By BHARATHA MALLAWARACHI Associated Press

COLOMBO, Sri Lanka (AP) — Ships, boats and aircraft from Sri Lanka and India were escalating efforts to douse an oil tanker fire burning for a second day Friday as officials warned of potentially huge environment damage on Sri Lanka’s coast if the ship leaked or exploded.

The tanker was drifting and could reach the coast of the Indian Ocean island nation within 38 hours, Terney Pradeep, general manager of the Sri Lanka Marine Environment Protection Authority, said on state television. That would be about late Saturday local time.

The fire has not spread into the tanker’s oil storage area and no leak was reported, according to Sri Lanka’s navy, but the environmental official warned of the potential damage if a leak or explosion occurred.

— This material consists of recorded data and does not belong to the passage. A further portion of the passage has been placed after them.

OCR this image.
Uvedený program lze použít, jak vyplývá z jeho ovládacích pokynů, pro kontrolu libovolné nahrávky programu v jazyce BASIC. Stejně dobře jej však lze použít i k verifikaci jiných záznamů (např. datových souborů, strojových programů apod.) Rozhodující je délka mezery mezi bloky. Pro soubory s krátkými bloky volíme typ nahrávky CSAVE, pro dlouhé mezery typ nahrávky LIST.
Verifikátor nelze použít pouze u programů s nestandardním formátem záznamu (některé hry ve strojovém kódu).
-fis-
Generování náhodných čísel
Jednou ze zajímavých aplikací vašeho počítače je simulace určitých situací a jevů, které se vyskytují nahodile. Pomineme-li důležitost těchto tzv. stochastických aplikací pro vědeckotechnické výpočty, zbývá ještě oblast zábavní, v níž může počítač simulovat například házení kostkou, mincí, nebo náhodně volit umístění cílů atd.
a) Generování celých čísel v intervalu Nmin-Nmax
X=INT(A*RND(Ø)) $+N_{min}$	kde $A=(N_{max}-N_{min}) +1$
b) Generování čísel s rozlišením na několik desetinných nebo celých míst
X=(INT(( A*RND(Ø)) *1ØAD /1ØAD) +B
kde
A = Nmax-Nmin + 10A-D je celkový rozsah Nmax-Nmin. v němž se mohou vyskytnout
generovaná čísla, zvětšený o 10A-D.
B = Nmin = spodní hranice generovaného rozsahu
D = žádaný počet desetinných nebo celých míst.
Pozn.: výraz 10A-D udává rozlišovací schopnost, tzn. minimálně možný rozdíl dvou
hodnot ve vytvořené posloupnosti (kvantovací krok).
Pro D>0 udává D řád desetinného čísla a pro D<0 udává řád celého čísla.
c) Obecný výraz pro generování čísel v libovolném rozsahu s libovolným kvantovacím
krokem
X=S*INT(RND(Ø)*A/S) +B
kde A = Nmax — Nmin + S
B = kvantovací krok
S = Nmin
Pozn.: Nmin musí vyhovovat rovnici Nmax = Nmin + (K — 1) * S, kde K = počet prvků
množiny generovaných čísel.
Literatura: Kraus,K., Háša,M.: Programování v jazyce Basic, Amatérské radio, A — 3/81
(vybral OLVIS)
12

“The damage could rise further if the ship explodes due to the fire. If that happens, there could be a huge damage,” Terney said in the telecasted statement.

The MT New Diamond was about 38 nautical miles (70 kilometers) east of Sri Lanka when the fire started Thursday in an engine room boiler. One crew member was injured in the fire, and another first described as missing was later confirmed to have died in a boiler explosion.

Terney said the ship now is drifting toward the coast at a speed of 0.7 nautical miles per hour. “If an oil spill happens after it reaches near the coast, there could be a huge damage on the beach.”

The Sri Lankan navy sent four ships in response to the fire alarm Thursday, and other ships and aircraft from Sri Lanka and India have joined the firefighting efforts. The other 21 crew left the tanker uninjured as the fire burned.

A Sri Lankan air force helicopter was picking up seawater in a bucket then flying back to dump the water on the burning tanker, air force spokesman Group Capt. Dushantha Wijensinghe said. The air force also was flying an observation aircraft to provide feedback to the authorities.

“The fire is still raging there,” Sri Lankan navy spokesman Indika Silva said Friday morning, adding it hasn’t spread into the oil storage area of the ship and no oil leakage has been reported.

The tanker’s 23 crew are 18 Filipinos and five Greeks. The dead and injured crew are both Filipino.

The dead crew member was initially reported as missing and on Friday, Sri Lanka navy said preliminary information from crew had confirmed that the missing crew member had died “in a boiler explosion.”

The tanker’s third engineer was hospitalized with injuries. His condition is returning to stable, Silva said.

The tanker was carrying 270,000 metric tons of crude oil from the port of Mina Al Ahmadi in Kuwait to the Indian port of Paradip, where the state-owned Indian Oil Corporation has a refinery.